Car-Oriented Culture

Coalition board member Eleanor Lippman said the local effort is just a start, and agencies need to do more to integrate bicycles into the traffic flow.

Several years ago, Lippman said, she tried to persuade UC Riverside administrators to give bicycle-related information prominent play on the university's Web page. Instead, she said, they sequestered it under "alternative means of transportation."

"For someone who's a bicycle commuter to be treated as alternative, that's diminishing what we're doing," she said. "I couldn't get it through to people that you have to establish credibility and importance for using a bicycle instead of a motor vehicle."

Dan Clark, an associate professor of English at Riverside Community College's Moreno Valley campus, thinks that might take a long time. The planning assumptions of an automobile-based culture don't easily make way for bikes, he said.

Clark, who commutes by bicycle, said people do seem curious about his choice.
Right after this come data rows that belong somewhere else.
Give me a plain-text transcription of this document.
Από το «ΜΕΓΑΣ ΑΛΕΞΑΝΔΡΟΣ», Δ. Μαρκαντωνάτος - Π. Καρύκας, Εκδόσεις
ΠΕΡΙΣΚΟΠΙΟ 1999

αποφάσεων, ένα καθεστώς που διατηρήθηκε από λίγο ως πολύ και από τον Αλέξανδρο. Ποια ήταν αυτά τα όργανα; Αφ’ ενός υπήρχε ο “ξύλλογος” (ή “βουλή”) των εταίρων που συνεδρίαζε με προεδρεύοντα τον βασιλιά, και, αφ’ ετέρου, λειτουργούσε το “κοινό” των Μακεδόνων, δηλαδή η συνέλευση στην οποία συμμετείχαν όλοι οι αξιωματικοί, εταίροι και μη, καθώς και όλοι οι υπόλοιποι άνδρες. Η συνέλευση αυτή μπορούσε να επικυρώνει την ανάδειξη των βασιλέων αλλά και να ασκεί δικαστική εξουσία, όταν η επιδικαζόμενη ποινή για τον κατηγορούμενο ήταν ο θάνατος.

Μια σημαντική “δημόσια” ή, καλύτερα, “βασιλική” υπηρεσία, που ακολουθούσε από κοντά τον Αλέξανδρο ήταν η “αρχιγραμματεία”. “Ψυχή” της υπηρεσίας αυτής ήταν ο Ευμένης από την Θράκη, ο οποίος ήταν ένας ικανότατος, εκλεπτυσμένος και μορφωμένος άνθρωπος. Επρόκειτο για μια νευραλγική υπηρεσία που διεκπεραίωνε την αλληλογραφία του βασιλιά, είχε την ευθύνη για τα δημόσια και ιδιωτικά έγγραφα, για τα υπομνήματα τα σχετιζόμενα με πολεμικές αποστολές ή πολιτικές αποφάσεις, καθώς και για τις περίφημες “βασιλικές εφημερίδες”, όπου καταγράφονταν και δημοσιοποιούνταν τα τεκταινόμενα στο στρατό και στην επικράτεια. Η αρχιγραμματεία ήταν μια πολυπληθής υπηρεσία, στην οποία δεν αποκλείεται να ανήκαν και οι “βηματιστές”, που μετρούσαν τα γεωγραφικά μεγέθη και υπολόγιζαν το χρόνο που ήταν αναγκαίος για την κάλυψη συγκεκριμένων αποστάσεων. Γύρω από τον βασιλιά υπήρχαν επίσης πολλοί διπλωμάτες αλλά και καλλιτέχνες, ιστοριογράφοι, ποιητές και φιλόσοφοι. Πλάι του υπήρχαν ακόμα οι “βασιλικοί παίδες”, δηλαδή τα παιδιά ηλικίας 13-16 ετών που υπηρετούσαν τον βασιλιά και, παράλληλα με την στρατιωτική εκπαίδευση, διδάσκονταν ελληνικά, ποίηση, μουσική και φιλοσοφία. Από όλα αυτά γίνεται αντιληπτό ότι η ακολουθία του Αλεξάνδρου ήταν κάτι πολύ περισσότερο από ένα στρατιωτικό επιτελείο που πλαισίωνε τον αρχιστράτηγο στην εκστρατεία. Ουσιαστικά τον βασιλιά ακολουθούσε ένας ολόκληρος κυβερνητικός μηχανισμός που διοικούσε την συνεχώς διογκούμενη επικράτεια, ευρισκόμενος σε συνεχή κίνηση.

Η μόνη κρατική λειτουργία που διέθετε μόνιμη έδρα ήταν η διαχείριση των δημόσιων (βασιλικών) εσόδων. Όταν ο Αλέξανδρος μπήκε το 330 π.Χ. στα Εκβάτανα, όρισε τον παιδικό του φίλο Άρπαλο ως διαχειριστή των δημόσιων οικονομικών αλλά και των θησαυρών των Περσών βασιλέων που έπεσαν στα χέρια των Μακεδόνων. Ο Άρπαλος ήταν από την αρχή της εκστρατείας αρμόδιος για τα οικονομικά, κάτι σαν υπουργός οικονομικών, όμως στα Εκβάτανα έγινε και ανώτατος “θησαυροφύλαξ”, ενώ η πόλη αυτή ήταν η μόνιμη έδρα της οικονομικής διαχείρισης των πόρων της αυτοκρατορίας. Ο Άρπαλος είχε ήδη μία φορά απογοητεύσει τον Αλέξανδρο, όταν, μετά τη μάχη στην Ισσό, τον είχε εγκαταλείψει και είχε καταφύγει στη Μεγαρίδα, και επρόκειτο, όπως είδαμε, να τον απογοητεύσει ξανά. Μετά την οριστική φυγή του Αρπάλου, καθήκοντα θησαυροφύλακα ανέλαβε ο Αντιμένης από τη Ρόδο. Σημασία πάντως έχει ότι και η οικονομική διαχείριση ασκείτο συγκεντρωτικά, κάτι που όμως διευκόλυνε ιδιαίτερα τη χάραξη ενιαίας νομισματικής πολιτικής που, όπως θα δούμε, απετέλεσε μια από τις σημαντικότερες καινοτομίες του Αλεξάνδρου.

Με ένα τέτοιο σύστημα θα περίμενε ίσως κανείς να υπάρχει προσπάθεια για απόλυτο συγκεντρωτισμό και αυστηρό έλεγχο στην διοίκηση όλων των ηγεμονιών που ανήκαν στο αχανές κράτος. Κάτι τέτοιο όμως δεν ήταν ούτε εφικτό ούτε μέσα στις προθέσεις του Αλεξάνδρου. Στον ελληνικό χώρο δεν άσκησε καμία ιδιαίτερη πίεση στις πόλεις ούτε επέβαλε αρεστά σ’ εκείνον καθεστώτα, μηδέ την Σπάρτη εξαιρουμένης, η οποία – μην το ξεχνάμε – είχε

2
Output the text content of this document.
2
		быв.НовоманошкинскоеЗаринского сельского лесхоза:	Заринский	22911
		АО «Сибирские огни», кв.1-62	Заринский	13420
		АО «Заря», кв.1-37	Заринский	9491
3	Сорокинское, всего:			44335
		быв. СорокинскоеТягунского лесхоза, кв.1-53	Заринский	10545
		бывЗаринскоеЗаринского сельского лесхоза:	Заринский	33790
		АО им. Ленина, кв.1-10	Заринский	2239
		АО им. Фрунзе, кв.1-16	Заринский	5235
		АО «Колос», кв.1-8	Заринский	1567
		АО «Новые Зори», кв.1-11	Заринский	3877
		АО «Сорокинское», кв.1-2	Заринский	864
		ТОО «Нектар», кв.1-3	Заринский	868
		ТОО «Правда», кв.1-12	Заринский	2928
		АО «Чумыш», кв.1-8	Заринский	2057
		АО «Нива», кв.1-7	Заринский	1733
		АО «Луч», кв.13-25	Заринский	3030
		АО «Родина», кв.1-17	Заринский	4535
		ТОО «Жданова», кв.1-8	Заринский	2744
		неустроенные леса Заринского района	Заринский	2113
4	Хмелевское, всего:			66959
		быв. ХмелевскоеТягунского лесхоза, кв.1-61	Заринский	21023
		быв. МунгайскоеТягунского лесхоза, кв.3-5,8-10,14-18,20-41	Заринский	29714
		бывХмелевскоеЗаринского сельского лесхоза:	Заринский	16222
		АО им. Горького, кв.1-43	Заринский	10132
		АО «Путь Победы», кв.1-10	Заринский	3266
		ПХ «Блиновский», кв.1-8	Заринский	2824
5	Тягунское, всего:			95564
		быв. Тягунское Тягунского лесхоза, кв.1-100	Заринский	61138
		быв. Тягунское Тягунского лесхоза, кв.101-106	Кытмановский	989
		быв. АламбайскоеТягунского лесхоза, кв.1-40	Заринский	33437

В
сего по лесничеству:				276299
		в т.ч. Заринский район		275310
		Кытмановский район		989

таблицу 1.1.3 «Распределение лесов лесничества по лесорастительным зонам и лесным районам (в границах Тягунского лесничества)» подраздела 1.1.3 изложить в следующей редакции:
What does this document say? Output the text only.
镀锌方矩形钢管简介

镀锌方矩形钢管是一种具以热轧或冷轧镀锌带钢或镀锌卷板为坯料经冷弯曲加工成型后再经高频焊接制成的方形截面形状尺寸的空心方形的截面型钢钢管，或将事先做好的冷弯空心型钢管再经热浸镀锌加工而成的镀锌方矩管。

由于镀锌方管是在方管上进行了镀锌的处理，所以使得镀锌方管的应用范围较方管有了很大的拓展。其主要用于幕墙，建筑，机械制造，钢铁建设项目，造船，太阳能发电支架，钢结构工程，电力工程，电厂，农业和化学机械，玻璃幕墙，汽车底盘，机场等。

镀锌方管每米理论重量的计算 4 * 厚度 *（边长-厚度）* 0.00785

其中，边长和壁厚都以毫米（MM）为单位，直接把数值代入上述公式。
But so far, none of his acquaintances has followed his example.

"The lifestyle of Southern California, where people live 20, 30, 40 or 50 miles from their jobs, is inimical to bicycle commuting," he said. "It's almost like a critical mass. Because nobody does it, there's almost no support system for the people who do."

Still, Baty said he's encouraged by the progress so far. The organization is supporting federal legislation that would grant tax breaks to bicycle commuters.

"I keep letting people know I save a gallon of gas a day by using my bike for commuting," he said. "People do pay attention to that, and we're building connections."